The Gilded Age Era

By Conner Mann

Gilded Age

The Gilded Age was a period of US history from 1870 to 1898 which was marked by the growth of industry and wealth which supported materialism and political corruption. Mark Twain coined this term out of irony because businesses were booming but farming was suffering.

The Bloody Shirt Elects Grant

Grant Elected

The Republican Party nominated Ulysses S. Grant to continue the South's reconstruction efforts. The Democratic Party nominated Horatio Seymour to enforce redemption of the greenbacks to redeem US bonds. Ulysses S. Grant won the nomination for President because of the Bloody Shirt Campaign. The bloody shirt campaign was the larger than life phenomenon that by holding up a bloody shirt which resembled the Civil War, in a symbolic way the public was recognizing the martyrs of the war.

Corruption in the Gilded Age

The Stories of William "Boss" Tweed and Thomas Nast

William Tweed was a politician in New York who lead a group that gained power as corrupt Democratic leaders. He personally profited from his supporters and deceived the state of New York. He inflated business prices in order to gain a profit. Finally, in 1871 the New York Times under covered this example of poor ethics. Thomas Nast's brilliant cartoon exposed Tweed and the trick was over. Samuel J. Tilden led the prosecution against Tweed. As a result, Tweed's political career was over, and he died in jail.


Credit Mobilier/ Union Pacific scandal-political leaders excepted bribes from a major company moving it's money around to avoid payments.

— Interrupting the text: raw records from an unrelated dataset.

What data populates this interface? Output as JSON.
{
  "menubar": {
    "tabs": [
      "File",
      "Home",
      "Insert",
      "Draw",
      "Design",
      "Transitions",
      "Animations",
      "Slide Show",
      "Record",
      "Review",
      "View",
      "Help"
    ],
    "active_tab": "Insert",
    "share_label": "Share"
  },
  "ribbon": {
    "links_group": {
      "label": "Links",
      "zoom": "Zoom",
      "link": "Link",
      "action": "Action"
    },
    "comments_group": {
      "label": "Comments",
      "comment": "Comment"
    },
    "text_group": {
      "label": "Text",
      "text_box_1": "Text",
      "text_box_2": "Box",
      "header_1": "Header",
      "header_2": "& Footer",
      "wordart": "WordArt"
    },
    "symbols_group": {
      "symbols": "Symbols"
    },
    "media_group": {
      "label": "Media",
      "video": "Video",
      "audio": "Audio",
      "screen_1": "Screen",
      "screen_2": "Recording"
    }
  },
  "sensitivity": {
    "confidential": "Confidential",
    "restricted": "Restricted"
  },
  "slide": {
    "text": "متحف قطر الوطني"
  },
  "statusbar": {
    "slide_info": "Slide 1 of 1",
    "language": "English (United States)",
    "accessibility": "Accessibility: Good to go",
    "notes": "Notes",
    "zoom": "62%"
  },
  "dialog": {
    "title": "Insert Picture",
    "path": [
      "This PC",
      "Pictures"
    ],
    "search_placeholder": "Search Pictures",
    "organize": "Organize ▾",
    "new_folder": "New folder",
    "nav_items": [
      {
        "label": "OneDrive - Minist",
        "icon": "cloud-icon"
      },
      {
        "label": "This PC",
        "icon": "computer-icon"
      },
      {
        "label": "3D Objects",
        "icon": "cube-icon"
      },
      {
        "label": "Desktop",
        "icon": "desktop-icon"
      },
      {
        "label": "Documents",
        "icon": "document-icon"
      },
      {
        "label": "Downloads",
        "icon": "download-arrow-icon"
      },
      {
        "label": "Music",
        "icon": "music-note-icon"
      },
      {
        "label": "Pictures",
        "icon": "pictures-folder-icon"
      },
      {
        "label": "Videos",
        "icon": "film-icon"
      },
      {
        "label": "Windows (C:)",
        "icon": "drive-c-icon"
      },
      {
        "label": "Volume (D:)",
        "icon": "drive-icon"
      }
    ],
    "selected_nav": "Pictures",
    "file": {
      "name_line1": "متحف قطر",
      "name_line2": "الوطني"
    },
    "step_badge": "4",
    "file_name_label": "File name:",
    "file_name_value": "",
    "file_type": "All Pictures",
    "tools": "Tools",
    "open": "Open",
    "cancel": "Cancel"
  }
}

Whisky Ring robbed treasury millions in excise-tax revenues

William Belknap, Secretary of war, resigns because of pocketing bribes

Compromise of 1877

In true Henry Clay style...

The Compromise of 1877 was set up to determine which party would win the election of 1876. An electoral commission was set up with 15 men made up from the Senate, House of Representatives, and the Supreme Court. The committee determined without opening the ballots that were disputed that the Republicans were victorious in the disputed states. The democrats of the commission and around the country were outraged that Mr. Hayes would become President. However President Hayes promised that he would withdraw federal troops from Louisiana and South Carolina, thus ending reconstruction in the South.